When it comes to bending gender stereotypes, seahorses and their relatives would have to be one of the most extreme examples. These fish swap the traditional roles of mums and dads as they are the only animals where the males get pregnant.
Even though fish don’t have the external genitalia that we normally associate with males and females, we can still distinguish between them. That’s because we classify animal sexes according to the size of the gametes (sex cells) they produce. Males produce the sperm (the smallest gametes) and females produce the eggs (the biggest gametes).
But in seahorses, the sperm-producers are also the ones that get pregnant. The female transfers her eggs to the male’s abdominal pouch, made of modified skin. The male releases sperm to fertilise the eggs as they enter, before incubating them for 24 days until they are born.
Investigating pregnant dads
We’ve known for a long time that seahorse males get pregnant. But until now, we haven’t known much about what actually goes on inside the male pouch.

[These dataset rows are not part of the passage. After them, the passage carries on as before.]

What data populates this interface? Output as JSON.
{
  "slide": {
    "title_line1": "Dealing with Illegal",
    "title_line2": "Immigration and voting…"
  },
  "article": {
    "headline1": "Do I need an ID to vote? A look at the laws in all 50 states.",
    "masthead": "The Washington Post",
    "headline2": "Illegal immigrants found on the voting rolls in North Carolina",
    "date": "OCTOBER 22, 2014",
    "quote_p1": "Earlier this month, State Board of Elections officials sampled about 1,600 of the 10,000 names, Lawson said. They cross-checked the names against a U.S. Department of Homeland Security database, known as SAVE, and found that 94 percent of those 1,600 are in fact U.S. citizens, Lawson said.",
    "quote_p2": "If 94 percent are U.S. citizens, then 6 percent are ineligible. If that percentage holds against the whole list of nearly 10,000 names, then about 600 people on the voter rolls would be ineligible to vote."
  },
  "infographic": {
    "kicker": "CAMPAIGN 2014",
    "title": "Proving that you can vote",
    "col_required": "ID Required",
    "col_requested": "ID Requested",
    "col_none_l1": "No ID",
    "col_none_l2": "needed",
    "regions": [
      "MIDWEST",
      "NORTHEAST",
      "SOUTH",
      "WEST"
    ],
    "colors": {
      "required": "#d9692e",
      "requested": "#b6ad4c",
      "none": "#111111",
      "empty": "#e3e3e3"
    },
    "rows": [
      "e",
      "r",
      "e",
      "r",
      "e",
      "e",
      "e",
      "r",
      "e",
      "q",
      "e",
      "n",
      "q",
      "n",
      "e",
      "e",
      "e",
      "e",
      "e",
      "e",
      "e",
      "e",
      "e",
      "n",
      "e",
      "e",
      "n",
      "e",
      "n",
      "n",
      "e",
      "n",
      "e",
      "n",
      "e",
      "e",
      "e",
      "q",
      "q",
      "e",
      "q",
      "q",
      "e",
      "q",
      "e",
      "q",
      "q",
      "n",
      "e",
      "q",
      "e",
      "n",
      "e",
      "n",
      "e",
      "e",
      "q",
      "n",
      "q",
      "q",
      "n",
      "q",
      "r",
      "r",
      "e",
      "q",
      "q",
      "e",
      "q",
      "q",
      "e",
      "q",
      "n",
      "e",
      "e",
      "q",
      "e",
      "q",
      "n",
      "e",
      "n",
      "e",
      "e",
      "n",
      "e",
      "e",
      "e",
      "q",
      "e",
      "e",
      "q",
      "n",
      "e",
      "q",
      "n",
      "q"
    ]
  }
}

In new research published this week in Molecular Biology and Evolution, just in time for Father’s Day, our team investigated whether male seahorses contribute more to their offspring than just sperm and a container to gestate the embryos.
We took samples from male pouches at different stages of pregnancy and then used new DNA sequencing technologies to assess how pouch gene expression changes.
This is the first time that these technologies have been used to examine the full course of pregnancy in any animal. It allowed us to examine the genetic basis of the processes going on inside the pregnant pouch.
We found that seahorse pregnancy is incredibly complex: more than 3,000 different genes are involved. When we examined them in detail, we found genes involved in many different processes. We even discovered genes allowing seahorse fathers to provide nutrients to their developing embryos.
In particular, fathers supply energy-rich fats and calcium to allow the embryos to build their tiny skeletons and bony body rings that sit just under the skin. Other pouch genes help the males remove wastes produced by the embryo, such as carbon dioxide and nitrogen.
Seahorse dads even seem to protect embryos from infection, producing antibacterial and antifungal molecules to ward off pathogens.
Preparing for birth
Seahorse birth is even more of a mystery than seahorse pregnancy, and we were excited to find that some of those 3,000 genes also prepare the father and the embryos for labour.
With around one week to go, instead of packing a hospital go-bag, seahorse dads start producing hatching signals. These signals cause the embryos to hatch out from their thin membranes and swim freely inside the brood pouch.
As the embryos take up more room, the pouch begins to stretch, much like the belly of a very pregnant human. The hormone oestrogen also gets involved and these combined forces produce cascading genetic signals that produce birth.
Similarities across animal pregnancies
So seahorse dads make excellent “mums”, performing many of the same functions that occur in females during mammalian pregnancy and birth. Strikingly, many of the seahorse genes are similar to those in other pregnant animals.
This is surprising because pregnant mammals, reptiles and other fish all incubate their embryos inside the female reproductive tract. Their pregnancies have evolved entirely independently of seahorse pregnancy, millions of years apart, and yet we see the same processes occurring.
Why would the genes controlling male and female pregnancies be similar? We think that this is because gestation presents the same set of complex challenges to the parent, regardless of species.
Seahorse dads, just like human mums, need to make sure they can provide oxygen and nutrients to their embryos. We do it with a placenta inside a uterus and seahorse dads do it with thickened skin inside a pouch, but we’ve used similar genetic instructions to get there.
Our findings raise the possibility that the same genes have been repeatedly and independently recruited for pregnancy across vertebrate animals – a remarkable display of convergent evolution.
We’ve shown how seahorse dads use thousands of genes working in concert to provide the ideal environment for embryonic growth. This is a breakthrough in our understanding of the genetics of seahorse reproduction, although much follow up work is required to definitively test the functions of every one of those genes.
But we still haven’t solved the mystery of why seahorse fathers get pregnant given that females have that responsibility in every other animal. Seahorse mums still contribute nutrient-rich egg yolks that feed developing embryos, but their responsibility for their offspring ends at mating.
So seahorses, with their bizarre reproductive strategies, still have plenty more to offer evolutionary biologists.